TOWNSVILLE, AAP – North Queensland tourism operators expect thousands of jobs to go by the end of the year, according to research from the Tourism and Transport Forum.

The industry formerly supported 15,750 full and part-time staff in the Cairns region prior to the pandemic, but 3600 permanent staff have lost their job as of July 2021, with a further 3000 expected in the coming months.

Lockdowns across Australia have hindered the regions temporary emergence last year, when visitors made Cairns the most popular flight destination late in 2020.

Mark Olsen from Tourism Tropical North Queensland says the loss of commonwealth support and ongoing lockdowns continue to cripple a once-thriving industry.

“The region grew its workforce across the entire supply chain ready for a busy winter, but now these new recruits, including more than 200 from the tourism industry, who have been in training for months are being told to find other work,” the CEO said.

“Government needs to understand how significant this impact will be on our community where one in five jobs have depended on tourism.”

Mr Olsen says Tropical North Queensland will remain one of the most impacted regions in Australia, labelling the tourism industry’s outlook as “grim”.

“Our region has had just 27 days straight without the impacts of a lockdown in key domestic markets in the past 18 months,” he said.
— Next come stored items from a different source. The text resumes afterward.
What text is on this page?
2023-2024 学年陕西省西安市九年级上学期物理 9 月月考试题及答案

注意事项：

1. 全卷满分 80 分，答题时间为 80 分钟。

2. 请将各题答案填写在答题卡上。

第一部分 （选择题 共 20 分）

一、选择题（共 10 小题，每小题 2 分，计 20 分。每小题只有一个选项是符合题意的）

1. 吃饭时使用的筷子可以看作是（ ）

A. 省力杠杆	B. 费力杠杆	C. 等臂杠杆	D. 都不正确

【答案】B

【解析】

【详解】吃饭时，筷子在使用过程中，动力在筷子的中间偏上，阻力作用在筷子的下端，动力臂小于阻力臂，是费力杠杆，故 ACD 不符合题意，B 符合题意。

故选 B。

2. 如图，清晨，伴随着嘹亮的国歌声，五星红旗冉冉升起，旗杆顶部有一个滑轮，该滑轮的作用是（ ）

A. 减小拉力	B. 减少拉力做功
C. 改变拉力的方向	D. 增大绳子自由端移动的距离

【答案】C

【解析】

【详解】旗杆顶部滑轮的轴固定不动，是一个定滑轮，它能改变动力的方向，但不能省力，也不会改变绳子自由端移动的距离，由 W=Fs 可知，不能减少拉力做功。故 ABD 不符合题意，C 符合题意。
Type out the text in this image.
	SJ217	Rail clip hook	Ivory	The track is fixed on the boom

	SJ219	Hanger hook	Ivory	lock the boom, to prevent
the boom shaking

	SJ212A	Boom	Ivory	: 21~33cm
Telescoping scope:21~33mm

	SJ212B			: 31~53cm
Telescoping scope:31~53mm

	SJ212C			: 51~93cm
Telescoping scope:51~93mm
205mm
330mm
“That period in May was the busiest the Cairns and Great Barrier Reef region had been since before the pandemic as we are the most Googled regional destination for Australian holidaymakers.

“However, the stop/start impact of southern lockdowns shutting the destination out of key markets is difficult for businesses to manage, particularly with staffing levels.

“Most businesses are running at less than five per cent of their normal revenues … and more than $20 million in postponed events for July and August.

The region also dealt with its own snap three-day lockdown early in August after a taxi driver was infectious in the community for 10 days.

No cases were recorded but local business operators say the impact has been felt throughout all sectors.

“We’re not used to it up here. Everyone stayed at home with foot traffic to a minimum,” Mooz cafe operator Anton Rafferty told AAP.

“The city is slowly bouncing back with visitors from the region, but it will continue to struggle without the domestic market’s support.”